Jennings Austin, the former principal of Lincoln High School in McClellanville describes the night of September 21, 1989, as like being on an airliner that you knew was getting ready to crash.
Austin described the night as beginning with gusty winds and heavy rain, in fact he and the 500 residents seeking shelter in the school thought they were going to be just fine, and then the storm surge hit. Austin recalls that water began to rise rapidly just after midnight as McClellanville was directly in the path of the northern eye wall of Hurricane Hugo. “In a matter of about, I would say, three minutes we were knee deep in water and then a minute later we were waist deep in water, an then everybody just completely panicked, ” said Austin. This was the scene as a wall of water 20 feet high washed across the tiny fishing village as Hugo came ashore.

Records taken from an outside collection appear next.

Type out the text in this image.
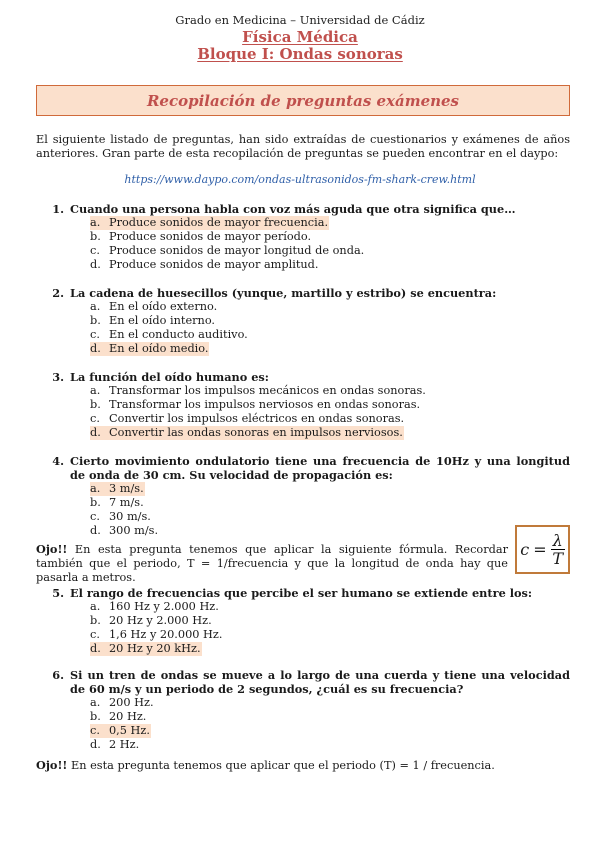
Grado en Medicina – Universidad de Cádiz
Física Médica
Bloque I: Ondas sonoras
Recopilación de preguntas exámenes
El siguiente listado de preguntas, han sido extraídas de cuestionarios y exámenes de años anteriores. Gran parte de esta recopilación de preguntas se pueden encontrar en el daypo:
https://www.daypo.com/ondas-ultrasonidos-fm-shark-crew.html
1. Cuando una persona habla con voz más aguda que otra significa que…
a. Produce sonidos de mayor frecuencia.
b. Produce sonidos de mayor período.
c. Produce sonidos de mayor longitud de onda.
d. Produce sonidos de mayor amplitud.
2. La cadena de huesecillos (yunque, martillo y estribo) se encuentra:
a. En el oído externo.
b. En el oído interno.
c. En el conducto auditivo.
d. En el oído medio.
3. La función del oído humano es:
a. Transformar los impulsos mecánicos en ondas sonoras.
b. Transformar los impulsos nerviosos en ondas sonoras.
c. Convertir los impulsos eléctricos en ondas sonoras.
d. Convertir las ondas sonoras en impulsos nerviosos.
4. Cierto movimiento ondulatorio tiene una frecuencia de 10Hz y una longitud de onda de 30 cm. Su velocidad de propagación es:
a. 3 m/s.
b. 7 m/s.
c. 30 m/s.
d. 300 m/s.
Ojo!! En esta pregunta tenemos que aplicar la siguiente fórmula. Recordar también que el periodo, T = 1/frecuencia y que la longitud de onda hay que pasarla a metros.
$c = \frac{\lambda}{T}$
5. El rango de frecuencias que percibe el ser humano se extiende entre los:
a. 160 Hz y 2.000 Hz.
b. 20 Hz y 2.000 Hz.
c. 1,6 Hz y 20.000 Hz.
d. 20 Hz y 20 kHz.
6. Si un tren de ondas se mueve a lo largo de una cuerda y tiene una velocidad de 60 m/s y un periodo de 2 segundos, ¿cuál es su frecuencia?
a. 200 Hz.
b. 20 Hz.
c. 0,5 Hz.
d. 2 Hz.
Ojo!! En esta pregunta tenemos que aplicar que el periodo (T) = 1 / frecuencia.
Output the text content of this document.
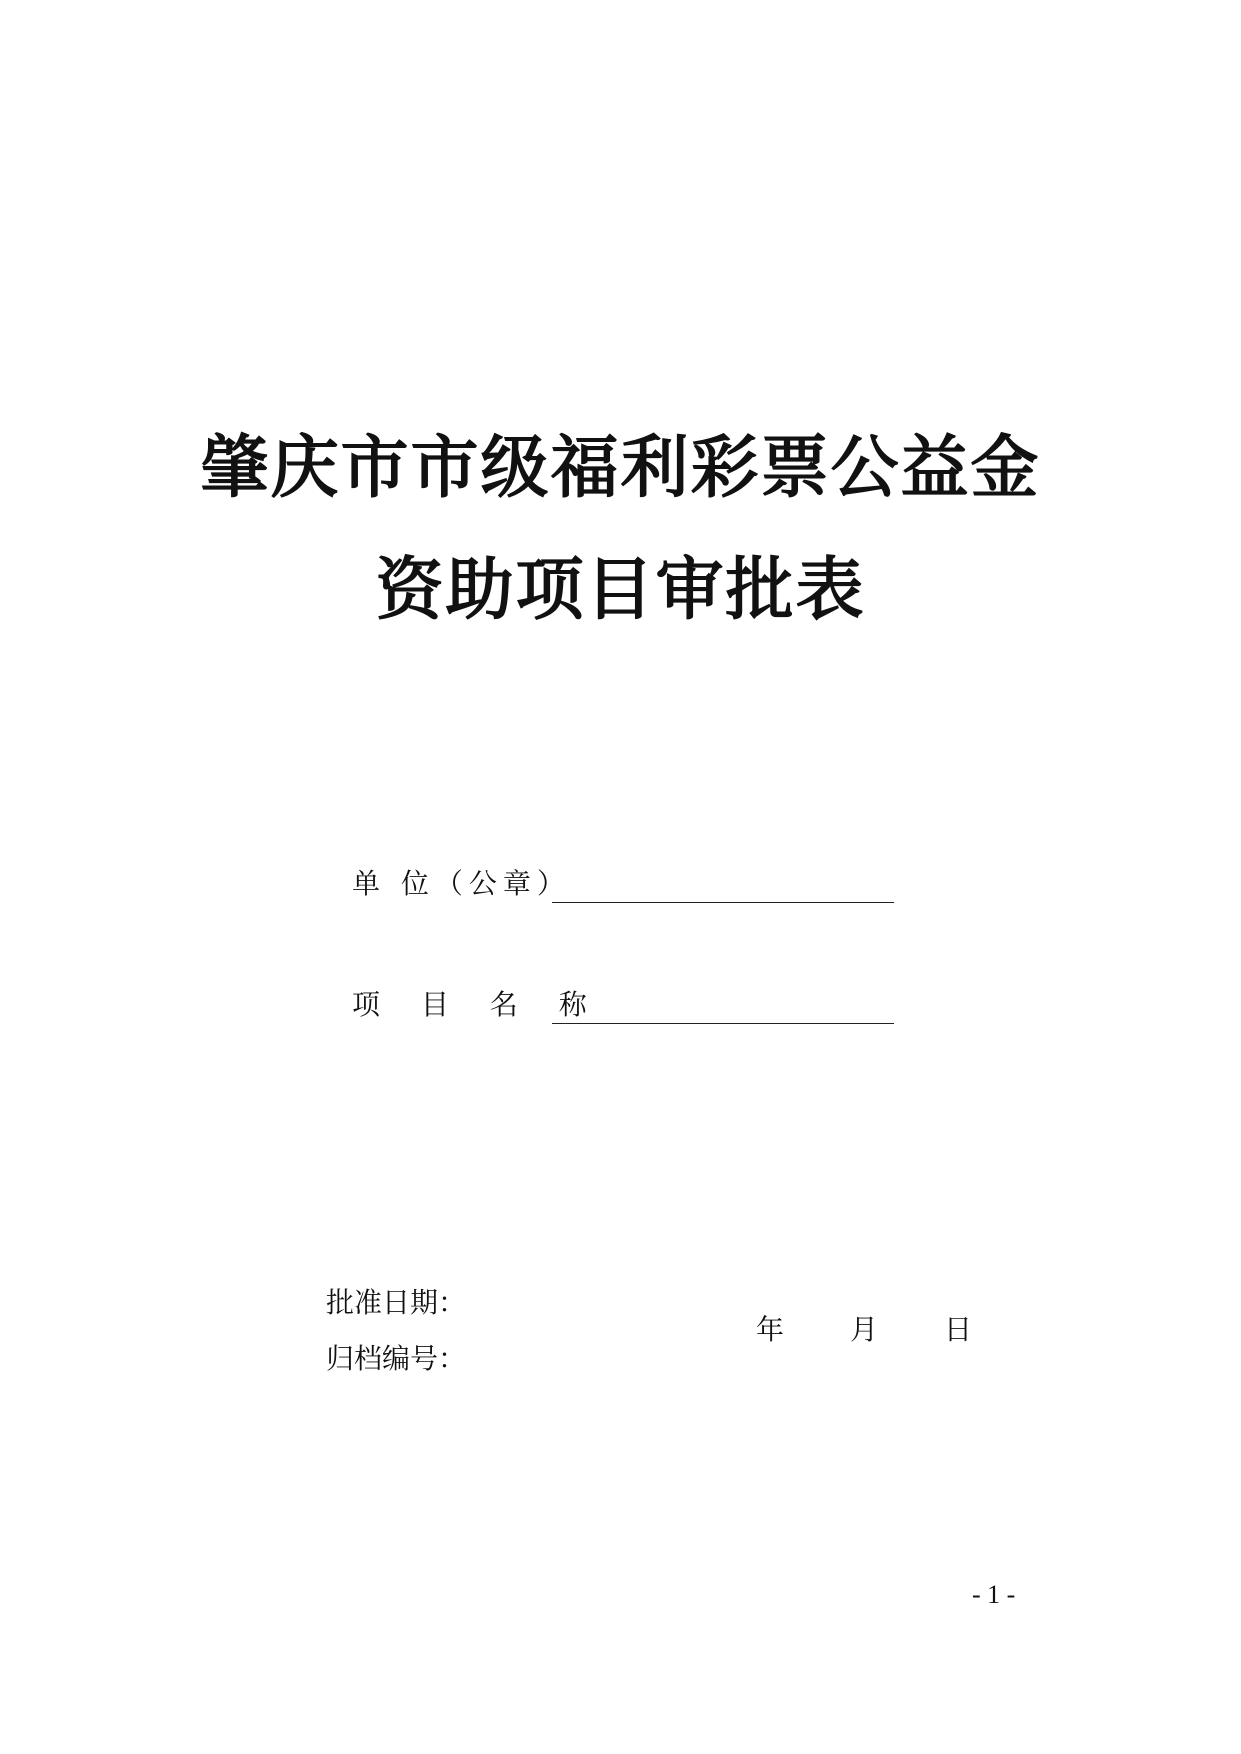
肇庆市市级福利彩票公益金
资助项目审批表
单 位（公章）
项 目 名 称
批准日期：
归档编号：
年 月 日
- 1 -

“My first reaction was to try to get everybody to go to the gymnasium. I knew if we got everybody there, the could get on the bleachers,” recalled Austin. As Austin, EMS workers, and deputies tried to open the doors to the school to begin evacuating residents to the gym, they realized the water was already over the doors. They were trapped in the school.
Austin witnessed residents climbing on top of table, chairs, and even climbing into the ceiling to escape the rising water. They finally found a window they could break in a classroom to get an idea of how deep the water was outside of the high school. Austin and the workers were able to climb onto the roof of the school and stayed there all night holding onto pipes.
As the sun rose, Austin recalls looking at the water lines on the buildings thinking that there was no way anyone below them survived. Luckily he was wrong. All of the people in the shelter did make it through the night.